Either you enroll a system that shares them between devices without the need for special interaction (password manager, iCloud etc) or you enroll each device separately into your account.
You can have more than one passkey for a service. This is a good thing.
Gotcha, that makes more sense when explained that way!
I think that passkeys are simple, but no-one explains what they do and don't do in specific terms.
Someone compared it to generating private/public key pairs on each device you set up, which helps me a bit, but I recently set up a passkey on a new laptop when offered and it seemed to replace the option to use my phone as a passkey for the same site (which had worked), and was asking me to scan a QR code with my phone to set it up again.
So I don't know what went on behind the scenes there at all.
The passkey on your phone stopped working when you set one up on your laptop? I would expect the site to allow one per device instead of one per account.
It seemed that way, it asked me to scan a QR code on my phone to link it, which didn't happen before.
Or maybe the option to use my phone was some older auth method, where I'd use the fingerprint reader on the phone to confirm a login on the laptop. I thought that was a passkey, but that doesn't fit with what I'm reading about what it does now.
Some sites only allow one public key per account...
Which is really stupid of them but technically within spec currently.
The only way I ever used passkeys is with bitwarden, and there you are sharing them between all bitwarden clients.
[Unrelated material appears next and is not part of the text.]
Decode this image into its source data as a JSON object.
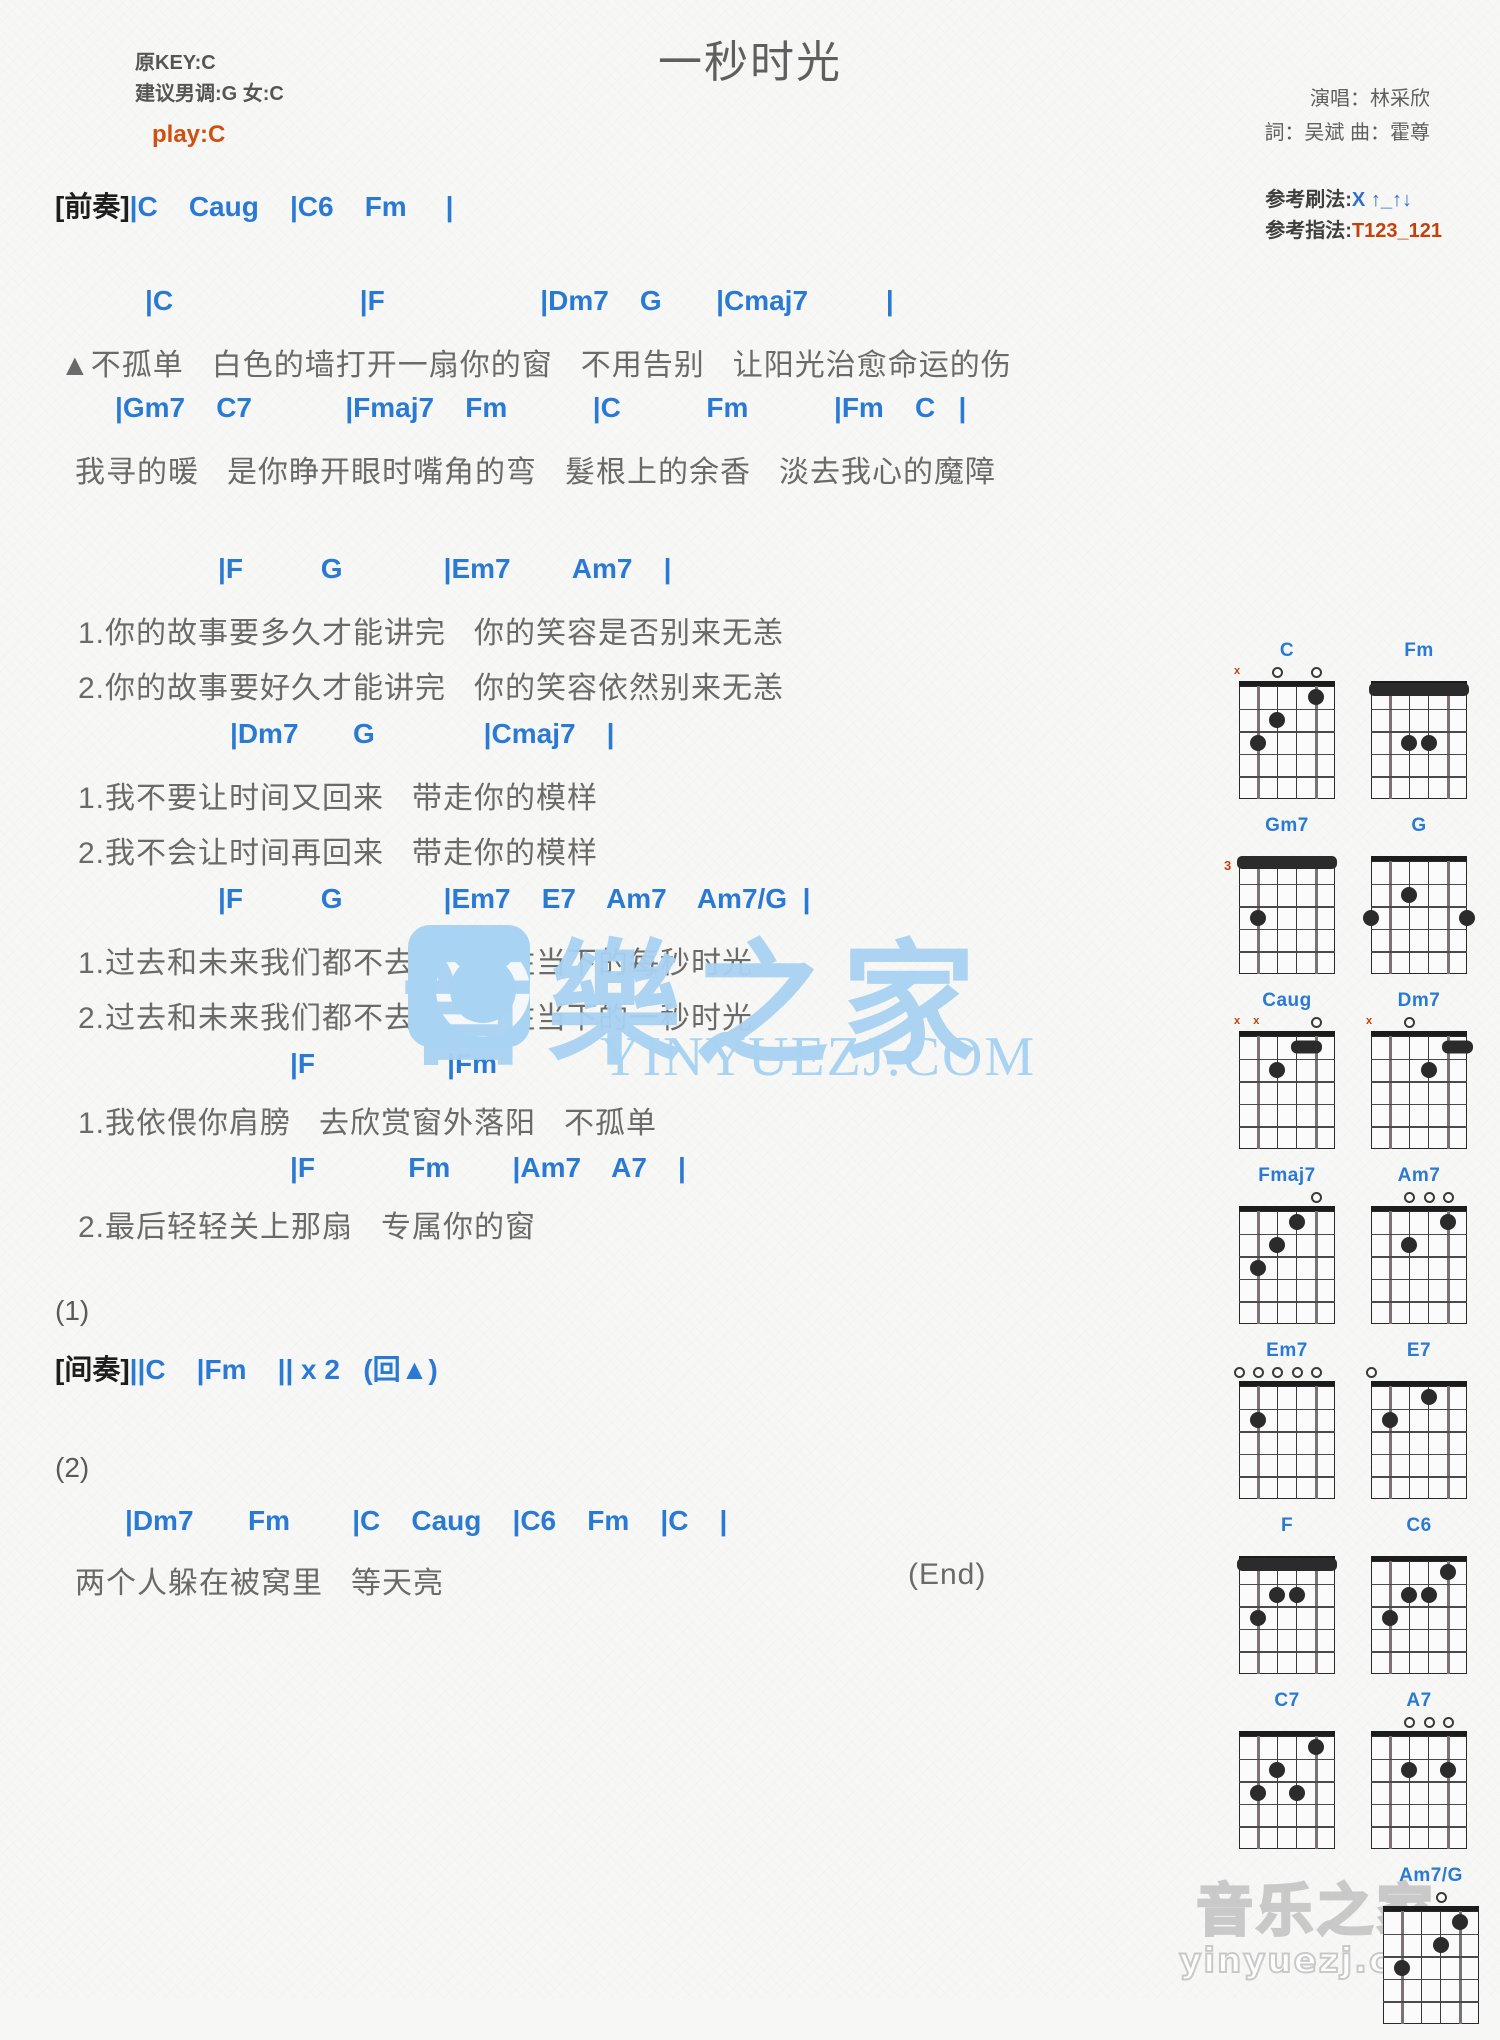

From my very limited experience, pass key allows to login faster and more reliable compared to letting bitwarden enter passwords and 2fa keys into the forms, but I still have the password and 2fa key stored in bitwarden as a backup in case passkey breaks.
To me, hardware tokens or passkeys are not there to replace passwords, but to offer a faster and more convenient login alternative. I do not want to rely on specific hardware (hardware token, mobile phone, etc.), because those can get stolen or lost.
Interesting, maybe I'll give it a try. I didn't know they could just be synced between devices on bitwarden.
+1 for Bitwarden. Seamless experience so far. EBay hasn’t yet worked properly, but GitHub does for sure. It’s very convenient, especially if your browser doesn’t store cookies
Any of the multi-platform password managers that support pass keys will solve this.
You walk into the vault on every platform and your pass keys are magically shared between every platform you're logged into.
In any system that I've used pass keys for (which is every system that supports them), you can go into the password section and delete devices/passkeys.
To regenerate new passkeys they either support it directly in the spot where you deleted it or you log out log back in with username password and 2FA and it asks you again if you want to set up a passkey. I've not run into anything else.
You would just sign into your password manager or browser on both devices and have access to them?
Additionally, whatever app or service you're storing them in can provide sharing features, like how Apple allows you to share them with groups or via AirDrop.
If you lose your password, there are recovery options available on almost all accounts. Nothing about passkeys means the normal account recovery processes no longer apply.
Does it work like that? Everything I see says they're tied to that device.
Fair, I guess I've never lost a password because it's just a text string in my PW manager, not some auth process that can fail if things don't work just right.
It depends on what kind you want to use. If you want the most security, you can store them on something like a Yubikey, with it only being on that device and not exportable. If you get a new device, you'll need to add that new device to your accounts. For less security but more convenience, you can have them stored in a password manager that can be synced to some service (self-hosted or in the cloud) or has a database file that can be copied.
That's fair. It can be a bit of a mess with different browser, OS, and password manager support and their interactions but it has continued to get better as there is more adoption and development.
I'm excited to see where it is in another year or so, the idea of using public/private keys for logins is neat for sure.